Russlands Wirtschaft in „stürmischen Gewässern“: Zentralbankchefin räumt Wirkung der Sanktionen ein
Russlands Wirtschaft sei in „sehr stürmische, unbekannte Gewässer geraten“, sagt Putins Zentralbankchefin. Grund sind der Ukraine-Krieg und westliche Sanktionen.
Moskau – Die Folgen der westlichen Sanktionen treffen Russland zunehmend. Zwar zeigte sich die dortige Wirtschaft relativ robust und konnte trotz Kriegs- und Sanktionsfolgen weiter wachsen. Die Fokussierung auf die Kriegswirtschaft sowie fehlende Arbeitskräfte, die im Krieg gebunden oder ins Ausland gegangen sind, sind aber eine zunehmende Belastung. Das räumt jetzt auch die Chefin der Zentralbank ein – in einer sehr bildlichen Sprache.
„Unser Schiff ist in sehr stürmische, unbekannte Gewässer geraten“, sagte Elvira Nabiullina laut russischen Medien bei einer Sitzung des Rates für die Entwicklung des Finanzmarktes.
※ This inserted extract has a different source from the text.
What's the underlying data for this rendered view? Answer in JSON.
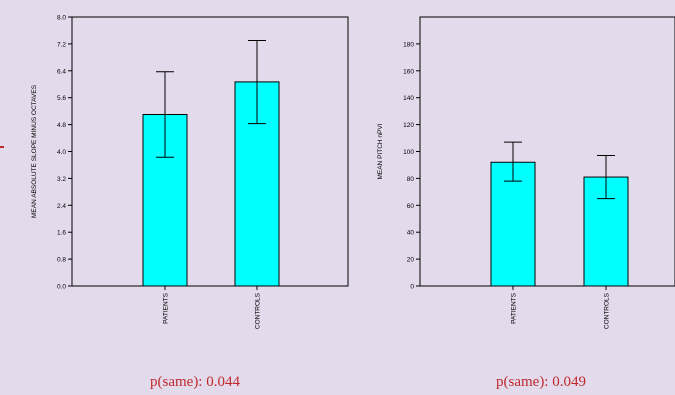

Gleichzeitig wollte Nabiullina – ebenso bildlich – signalisieren, die Lage unter Kontrolle zu haben. „Aber der Ozean ist immer noch ein Ozean. Das Ruder liegt in unseren Händen, und wir müssen den Weg zum Ziel entschlossen ebnen.“
Russlands Zentralbankchefin gibt schwierige Wirtschaftslage zu: „Mit Sanktionen verbundene Inflationsrisiken sind eingetreten“
Zuvor hatte Nabiullina deutlichere Worte gefunden: „Die mit den Sanktionen verbundenen Inflationsrisiken sind eingetreten.“ Um gegen die Inflation vom durchschnittlich 8,6 Prozent vorzugehen, hatte die Zentralbank am 26. Juli eine deutliche Erhöhung der Zinsen angekündigt, die Banken für Kredite zahlen müssen. Diese liegt nun bei 18 Prozent – der höchste Stand seit April 2022.
Es gebe keine Alternative zu den erhöhten Zinssätzen, erklärte Russlands Zentralbankchefin. Dabei verwies sie auf Menschen mit geringen Einkommen. Diese würden „nicht mit der Inflation Schritt halten“. Für sie sei die Politik nicht abstrakt, „sondern eine Frage, ob sie in der Lage sind, sich selbst und ihre Familien zu ernähren“, erklärte Nabiullina.
Fachkräftemangel schadet Russlands Wirtschaft – und ist Inflationstreiber
Als Ursache für die Inflation sieht die Zentralbank den Arbeitskräftemangel in Russland. Das Wachstum der Nachfrage führe deshalb nicht zu einer Ausweitung des Angebots, sondern erhöhe die Kosten der Unternehmen und verstärke den Inflationsdruck, erklärte die russische Zentralbank in einer Mitteilung zur Zinserhöhung. Viele Fachkräfte sind im Krieg gebunden. Zudem sind laut dem US-amerikanischen Nachrichtenportal Newsweek Schätzungen zufolge bis zu eine Million qualifizierte Arbeitskräfte ins Ausland abgewandert.
Trotz der Inflation zeigte sich Nabiullina optimistisch. Für das laufende Jahr 2024 rechnet die Zentralbank mit einem Wachstum von vier Prozent. „Wie wir sehen, gibt es auch bei hohen Zinsen keinen Geldmangel: Die Gewinne sind rekordverdächtig“, zitierte Newsweek Nabiullina.
Folgen der Sanktionen trüben Aussichten für Putins Wirtschaft
Fraglich ist, ob sich Russlands Wirtschaft angesichts der Inflationsfolgen auf diesem Niveau halten kann. Für 2025 ist die Erwartung der Zentralbank deutlich schlechter. Das Wirtschaftswachstum soll zwischen 0,5 und 1,5 Prozent liegen. Experten beobachten eine „Überhitzung“.